The agreements with National Express were assigned to AGA on 5 February 2012: “AGA issued notice to terminate the agreements on 17 September 2014, with the full support of the DfT, on the basis that the original agreement did not provide for a fair and sustainable commercial agreement between the two parties in their existing form, the agreements represented a potential call on the public purse, i.e. the cost of building the station was not intended to be funded by the taxpayer.
“However, Stobart have not been willing to negotiate with AGA as: (1) they believe there is no right of negotiation under the agreements; and (2) that the current arrangements give them a level of income that subsidises their airport expansion.”
AGA says that without a new contract, it would not be able to develop additional services or provide additional capacity to keep pace with expected airport expansion.
AGA’s accusations have been refuted and drawn an angry response from Stobart Group Chief Executive, Andrew Tinkler. In calling on ORR to reject AGA’s application Tinkler argues:
“SRL (Stobart Rail Ltd) has taken all the risks associated with constructing and operating the station. It would be totally unreasonable for ORR to direct that the long term SACs (Stobart Access Conditions) arrangements contemplated and approved in 2011 for the five year experimental period and beyond be terminated at such an early stage.

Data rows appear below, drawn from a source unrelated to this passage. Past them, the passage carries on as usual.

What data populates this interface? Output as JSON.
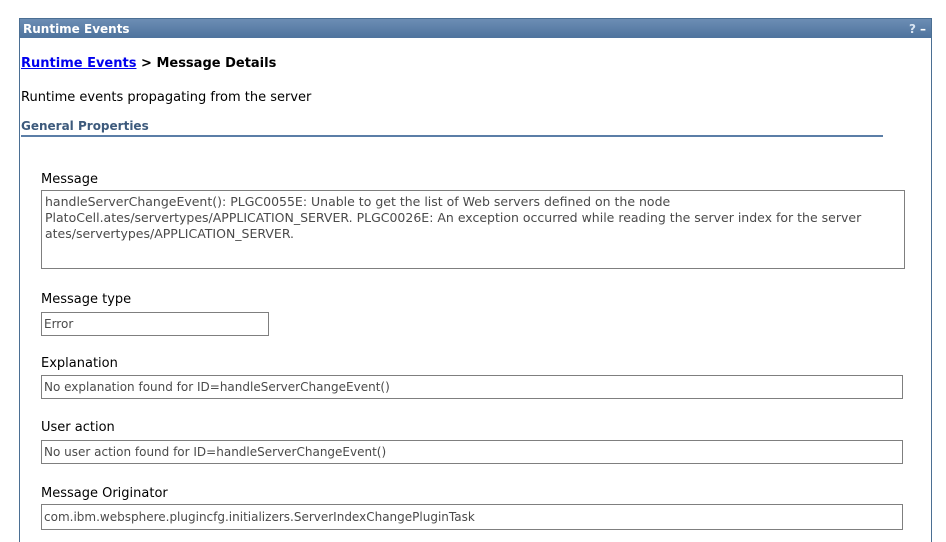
{
  "window": {
    "title": "Runtime Events",
    "help_label": "?",
    "minimize_label": "–"
  },
  "breadcrumb": {
    "link_label": "Runtime Events",
    "separator": ">",
    "current": "Message Details"
  },
  "description": "Runtime events propagating from the server",
  "section_title": "General Properties",
  "fields": {
    "message": {
      "label": "Message",
      "value": "handleServerChangeEvent(): PLGC0055E: Unable to get the list of Web servers defined on the node PlatoCell.ates/servertypes/APPLICATION_SERVER. PLGC0026E: An exception occurred while reading the server index for the server ates/servertypes/APPLICATION_SERVER."
    },
    "message_type": {
      "label": "Message type",
      "value": "Error"
    },
    "explanation": {
      "label": "Explanation",
      "value": "No explanation found for ID=handleServerChangeEvent()"
    },
    "user_action": {
      "label": "User action",
      "value": "No user action found for ID=handleServerChangeEvent()"
    },
    "originator": {
      "label": "Message Originator",
      "value": "com.ibm.websphere.plugincfg.initializers.ServerIndexChangePluginTask"
    }
  },
  "colors": {
    "titlebar": "#5b7ea7",
    "link": "#0000ee",
    "section_rule": "#5b7ea7"
  }
}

“SRL observes that no other private railway company is likely to make a similar substantial investment in new railway facilities if the negotiated and approved mechanism for it to have a prospect of generating a return on its investment cannot even be generated for a five year experimental period.
“We submit that there is no evidence whatsoever that the station is causing any actual or potential call on public funds. The station was built and is operated entirely at SRL’s expense. The franchise is no more expensive for AGA to operate than it would have been had the station not been constructed. AGA received a 27% revenue share generated by passengers using the airport. None of this incremental revenue would have existed had not Stobart invested more than £150m in the airport and associated infrastructure.
“The income received by AGA dwarfs the costs it claims to have incurred (in strengthening some services). “There is no evidence that SRL (the station) or LSACL (the airport) is earning an excessive profit; in fact both activities are currently making a substantial loss.”
Tinkler says AGA was aware of the arrangements (with National Express) when it bid for the franchise.
“We therefore respectfully request that the application be rejected as it is inappropriate economically, legally and factually.”